Les entreprises étrangères peuvent éviter le MAT si elles résident dans des pays ayant conclu une convention de non-double imposition (DTAA) avec l’Inde et qu’elles n’ont pas d’établissement stable en Inde.

Taxe sur les biens et services (GST)

Les entreprises étrangères qui fournissent des biens ou des services à des consommateurs indiens sans disposer d’un établissement stable en Inde doivent s’enregistrer à la GST. Cela s’applique à toutes les entreprises étrangères actives sur le marché indien, afin qu’elles se conforment à la législation fiscale indienne.

Découvrez tout sur la taxe indienne sur les biens et services (GST) ici.

Exonération de l’Angel Tax

Un allègement important introduit cette année fiscale est l’exonération de l’Angel Tax. Cette taxe est souvent prélevée sur la prime excédentaire payée sur les actions par les start-ups. Cette suppression allège cette charge pour les investisseurs étrangers, leur facilitant l’investissement dans les start-ups indiennes.
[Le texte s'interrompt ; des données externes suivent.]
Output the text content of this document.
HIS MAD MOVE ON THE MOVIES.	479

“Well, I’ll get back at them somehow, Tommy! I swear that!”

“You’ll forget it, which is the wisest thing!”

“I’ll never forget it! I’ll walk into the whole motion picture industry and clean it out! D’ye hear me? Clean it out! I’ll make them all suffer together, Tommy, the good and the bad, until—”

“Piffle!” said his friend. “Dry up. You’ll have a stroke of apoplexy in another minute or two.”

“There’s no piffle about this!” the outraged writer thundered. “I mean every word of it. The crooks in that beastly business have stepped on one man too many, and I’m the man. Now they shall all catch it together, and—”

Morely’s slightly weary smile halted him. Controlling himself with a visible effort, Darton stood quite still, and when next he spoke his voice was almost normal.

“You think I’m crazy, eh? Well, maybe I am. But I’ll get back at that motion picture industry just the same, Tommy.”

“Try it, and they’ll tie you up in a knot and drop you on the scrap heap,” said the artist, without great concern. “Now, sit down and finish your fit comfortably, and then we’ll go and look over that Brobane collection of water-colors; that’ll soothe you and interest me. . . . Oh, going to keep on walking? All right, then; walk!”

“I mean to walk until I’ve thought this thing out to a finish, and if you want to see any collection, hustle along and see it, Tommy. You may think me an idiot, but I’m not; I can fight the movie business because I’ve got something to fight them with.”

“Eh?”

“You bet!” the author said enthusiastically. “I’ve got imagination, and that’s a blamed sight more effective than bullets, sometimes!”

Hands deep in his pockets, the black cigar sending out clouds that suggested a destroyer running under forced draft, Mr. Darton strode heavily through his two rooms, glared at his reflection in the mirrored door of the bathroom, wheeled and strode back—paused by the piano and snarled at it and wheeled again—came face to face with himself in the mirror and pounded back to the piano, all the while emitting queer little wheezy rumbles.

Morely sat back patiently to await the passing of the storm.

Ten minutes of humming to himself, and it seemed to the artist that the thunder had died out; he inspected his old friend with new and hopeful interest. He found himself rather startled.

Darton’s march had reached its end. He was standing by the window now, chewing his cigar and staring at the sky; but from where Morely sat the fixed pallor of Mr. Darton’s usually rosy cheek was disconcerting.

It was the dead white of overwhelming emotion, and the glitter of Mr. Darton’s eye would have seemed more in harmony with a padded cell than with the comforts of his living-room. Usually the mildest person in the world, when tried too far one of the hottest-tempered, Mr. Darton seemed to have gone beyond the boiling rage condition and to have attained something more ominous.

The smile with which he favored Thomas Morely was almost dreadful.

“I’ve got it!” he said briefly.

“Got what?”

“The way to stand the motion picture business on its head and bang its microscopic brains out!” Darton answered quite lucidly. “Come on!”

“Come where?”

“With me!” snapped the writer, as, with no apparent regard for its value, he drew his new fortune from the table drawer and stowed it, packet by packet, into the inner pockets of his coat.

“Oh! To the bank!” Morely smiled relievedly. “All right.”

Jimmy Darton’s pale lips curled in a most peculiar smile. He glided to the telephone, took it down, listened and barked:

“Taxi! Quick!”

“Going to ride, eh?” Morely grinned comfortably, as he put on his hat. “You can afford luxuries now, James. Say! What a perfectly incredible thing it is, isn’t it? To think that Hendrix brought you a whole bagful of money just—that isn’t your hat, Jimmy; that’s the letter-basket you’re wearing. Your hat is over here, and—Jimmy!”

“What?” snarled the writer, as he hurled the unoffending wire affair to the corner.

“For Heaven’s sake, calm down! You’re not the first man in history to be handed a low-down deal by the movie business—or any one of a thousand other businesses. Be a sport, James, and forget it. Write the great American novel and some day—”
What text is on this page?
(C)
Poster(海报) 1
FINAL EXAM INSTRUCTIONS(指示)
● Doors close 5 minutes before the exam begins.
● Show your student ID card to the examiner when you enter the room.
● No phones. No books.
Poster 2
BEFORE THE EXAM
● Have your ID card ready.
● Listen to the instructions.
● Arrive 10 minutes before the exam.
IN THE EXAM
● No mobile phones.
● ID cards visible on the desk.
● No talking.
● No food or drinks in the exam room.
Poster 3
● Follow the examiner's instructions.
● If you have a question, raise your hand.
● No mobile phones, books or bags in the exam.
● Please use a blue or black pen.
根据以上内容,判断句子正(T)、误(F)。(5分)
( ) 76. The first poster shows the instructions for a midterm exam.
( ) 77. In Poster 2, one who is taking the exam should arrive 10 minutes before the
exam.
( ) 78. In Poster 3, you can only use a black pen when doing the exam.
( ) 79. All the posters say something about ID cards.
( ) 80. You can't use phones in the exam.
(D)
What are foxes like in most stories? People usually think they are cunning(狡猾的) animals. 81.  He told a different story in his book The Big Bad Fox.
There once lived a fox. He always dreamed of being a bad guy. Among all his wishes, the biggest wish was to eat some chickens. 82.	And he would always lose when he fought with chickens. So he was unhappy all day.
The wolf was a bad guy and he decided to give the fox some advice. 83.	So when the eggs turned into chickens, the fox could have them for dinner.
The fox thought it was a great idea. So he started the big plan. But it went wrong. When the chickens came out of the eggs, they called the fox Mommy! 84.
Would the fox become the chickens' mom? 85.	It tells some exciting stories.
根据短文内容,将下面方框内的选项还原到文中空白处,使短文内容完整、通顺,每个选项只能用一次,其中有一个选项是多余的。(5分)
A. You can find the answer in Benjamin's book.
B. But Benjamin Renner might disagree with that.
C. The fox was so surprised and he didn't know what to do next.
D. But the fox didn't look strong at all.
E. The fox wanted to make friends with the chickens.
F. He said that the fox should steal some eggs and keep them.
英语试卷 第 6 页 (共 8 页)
Ce que les entreprises étrangères peuvent attendre de la politique fiscale indienne en 2025

Le gouvernement indien devrait introduire des mesures encore plus flexibles en 2025 afin de stimuler davantage les activités commerciales en Inde. Les entreprises étrangères devraient garder un œil sur les points suivants :

  • La fabrication en Inde deviendra encore plus attractive : le gouvernement indien continuera probablement à se concentrer sur l’amélioration de la capacité manufacturière de l’Inde en développant le dispositif d’incitation à la production (Production-Linked Incentive, PLI). Ce programme vise à stimuler la production de biens et de technologies importants au sein de l’Inde et offre des avantages lucratifs tant pour les entreprises étrangères qu’indiennes, en particulier dans des secteurs tels que l’électronique, le textile et l’industrie automobile.
  • Des taux de GST simplifiés : l’une des réformes attendues est la fusion des taux de GST de 12 % et 18 % en un taux unique, simplifiant ainsi la structure fiscale pour les entreprises. Ces deux taux couvrent environ 70 % de l’ensemble des biens et services imposables en Inde, et un taux uniforme éliminerait la confusion et allégerait la charge de conformité pour les entreprises étrangères.
  • Dispositif d’amnistie : pour encourager les entreprises à régler les litiges fiscaux en cours, le gouvernement devrait introduire un dispositif d’amnistie par lequel les entreprises qui règlent volontairement leurs litiges en cours bénéficieront d’une exonération de 75 % des pénalités. Cette initiative vise à résorber l’arriéré et à créer un environnement fiscal plus flexible et transparent. La réglementation pourrait être introduite par étapes, les secteurs tels que les biens de grande consommation et le textile étant prioritaires dans la phase initiale.
  • Croissance du secteur de la R&D : l’Inde accuse un retard par rapport aux économies les plus avancées du monde en matière de dépenses de R&D, qui ne représentent actuellement que 0,7 % du PIB contre 4 % dans les pays leaders. En 2025, il est prévu qu’une partie des mesures de relance du PLI s’applique spécifiquement à la R&D, ce qui pourrait aider les entreprises indiennes à se développer dans les domaines de l’innovation et de la technologie. Cela concerne particulièrement les entreprises étrangères disposant de filiales axées sur la R&D ou actives dans le secteur technologique.